Kindesmissbrauch ist ein Verbrechen mit unheimlichen Eigenschaften. Weil es für die meisten Menschen unvorstellbar ist, mobilisiert es immer auch unsere Fähigkeit zum Vergessen. Die sexuelle Gewalt in Institutionen, über die sich die Öffentlichkeit gerade empört, hat immer in vergangenen Jahren stattgefunden. Die "aktuelle" Empörung ist dem Unhold vorbehalten, der so monströs ist, dass wir ihn verabscheuen und seine Taten als Ausnahmefall von uns wegschieben können.

Aber Familie, Schule, Internate sind der Normalfall. Die sexuelle Gewalt, die im letzten Jahr die Republik erschüttert hat, datiert aus den 80er und 90er Jahren, in denen große Aufklärungswellen über den Kindesmissbrauch durchs Land gingen.

Den missbrauchten Odenwald- oder den katholischen Internatsschülern konnten sie nicht helfen. Auch nicht dem achtjährigen Jungen, der im letzten Jahr bei der Anlaufstelle "Sprechen hilft" angerufen hat. Und nicht dem zwölfjährigen körperbehinderten Jungen, der vor wenigen Jahren in einem renommierten Behinderteninternat von einem älteren Mitschüler missbraucht wurde. Als "epidemisch" hat sein Vater den Kindesmissbrauch bezeichnet, als "kafkaesk" die Erlebnisse, die Eltern und Sohn auf ihrer Suche nach Schutz und Hilfe hatten.

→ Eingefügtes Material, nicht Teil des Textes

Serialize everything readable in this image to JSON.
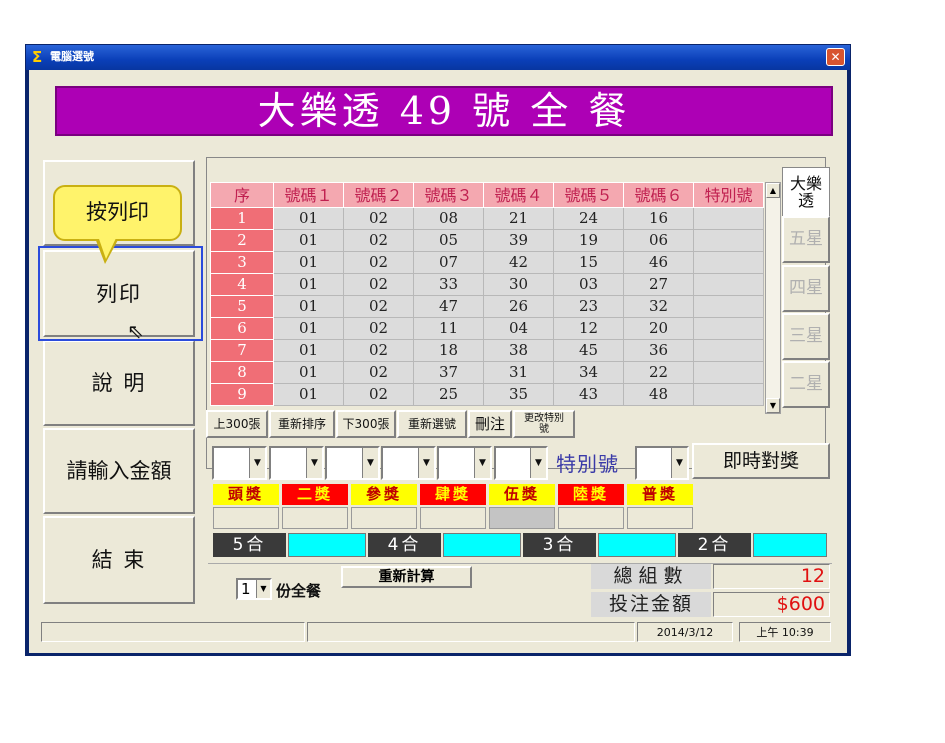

Dieser Vater ist alles andere als ein Alarmist. Und aufgeregte Befunde, wonach Missbrauch überall ist, werden Kindern nicht helfen, die jetzt und künftig sexueller Gewalt ausgeliefert sind. Wenn es heute Hoffnung gibt, dass aus dem Erschrecken des letzten Jahres gelernt wird, dann ist das zwei Initiativen von Christine Bergmann zu verdanken, die im letzten Jahr zur Unabhängigen Beauftragten Kindesmissbrauch berufen wurde. Die erste war die Kampagne "Sprechen hilft" mit telefonischer Anlaufstelle, ausgebildeten Helfern und wissenschaftlicher Begleitung. Sie hat gezeigt, das Kindsmissbrauch kein Problem der Vergangenheit ist. Die zweite ist die in diesen Tagen veröffentlichte Studie über den Missbrauch in Schulen, Internaten und Heimen. Gefragt wurde nach angezeigten Verdachtsfällen.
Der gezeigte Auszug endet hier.